One problem already encountered, however, is that people “have often managed to trace back the online information to the unnamed virus carriers, exposing embarrassing personal details and making them targets of public contempt.”
Still, a South Korean AI firm, SK Telecom, has unveiled, and begun using on behalf of the government, AI-enabled “smart” speakers that allow them to monitor in their homes citizens, primarily elderly, who have signed up for the service.
“We closely monitor for signs of danger, whether they are more frequently using search words that indicate rising states of loneliness or insecurity,” explained Hwang Seungwon, director of a social enterprise established by SK Telecom to handle the service. Trigger words lead to a recommendation for a visit by local public health officials.

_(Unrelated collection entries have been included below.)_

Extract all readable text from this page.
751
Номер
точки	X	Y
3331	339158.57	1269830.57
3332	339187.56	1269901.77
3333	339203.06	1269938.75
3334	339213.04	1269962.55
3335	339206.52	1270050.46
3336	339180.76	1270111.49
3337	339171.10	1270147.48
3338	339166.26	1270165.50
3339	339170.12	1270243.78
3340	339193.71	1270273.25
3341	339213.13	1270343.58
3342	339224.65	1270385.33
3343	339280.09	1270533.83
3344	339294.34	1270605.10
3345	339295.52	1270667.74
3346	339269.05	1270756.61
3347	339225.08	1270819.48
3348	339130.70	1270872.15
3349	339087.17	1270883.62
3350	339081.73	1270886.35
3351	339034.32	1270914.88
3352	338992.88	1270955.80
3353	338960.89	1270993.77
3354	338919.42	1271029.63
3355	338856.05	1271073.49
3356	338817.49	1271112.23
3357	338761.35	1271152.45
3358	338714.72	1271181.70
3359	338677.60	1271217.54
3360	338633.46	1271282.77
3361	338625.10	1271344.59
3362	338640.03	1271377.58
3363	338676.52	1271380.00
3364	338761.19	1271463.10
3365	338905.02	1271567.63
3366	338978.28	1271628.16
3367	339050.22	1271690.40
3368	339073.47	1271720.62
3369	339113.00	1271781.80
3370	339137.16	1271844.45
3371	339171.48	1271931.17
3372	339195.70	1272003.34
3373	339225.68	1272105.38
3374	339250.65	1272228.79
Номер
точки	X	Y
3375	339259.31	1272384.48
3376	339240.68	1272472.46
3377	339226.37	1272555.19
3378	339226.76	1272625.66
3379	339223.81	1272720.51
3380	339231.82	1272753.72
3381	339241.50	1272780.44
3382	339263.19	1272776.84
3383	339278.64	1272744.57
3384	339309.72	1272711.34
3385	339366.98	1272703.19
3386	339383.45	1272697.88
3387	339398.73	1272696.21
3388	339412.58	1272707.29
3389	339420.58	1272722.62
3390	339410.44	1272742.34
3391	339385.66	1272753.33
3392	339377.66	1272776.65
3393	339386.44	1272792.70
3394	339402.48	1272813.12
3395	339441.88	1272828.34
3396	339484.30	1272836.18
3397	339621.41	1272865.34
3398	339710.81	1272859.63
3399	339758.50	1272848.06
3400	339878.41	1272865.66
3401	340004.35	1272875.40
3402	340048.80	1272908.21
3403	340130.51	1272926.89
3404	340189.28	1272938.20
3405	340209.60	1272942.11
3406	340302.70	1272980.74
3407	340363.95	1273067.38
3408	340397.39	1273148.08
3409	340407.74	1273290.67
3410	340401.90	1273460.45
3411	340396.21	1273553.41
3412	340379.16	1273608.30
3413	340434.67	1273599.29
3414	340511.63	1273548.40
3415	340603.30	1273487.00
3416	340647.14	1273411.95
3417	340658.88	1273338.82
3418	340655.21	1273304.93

According to the article, around 3,200 people across the country, “mostly older than 70 and living alone, have so far allowed the SK Telecom speakers to listen to them 24 hours a day since the service launched in April 2019.”
And that figure is expected at least double by the end of the year, judging by local government interest.
On a broad scale, “the past months have exposed a stark division about the best ways to make important decisions when privacy concerns collide with public health needs, said Haksoo Ko, a Seoul National University law professor and co-director of the school’s Artificial Intelligence Policy Initiative.
South Korea’s anti-virus experience provides “lots of lessons and implications” as it steps toward a data-driven economy, Ko said.
“With data, it’s bad to take ‘the more, the better’ approach,” he said. “An appropriate control system needs to be baked into the process, to make decisions on data access based on necessity and sensitivity and restrict access to information that isn’t really needed.”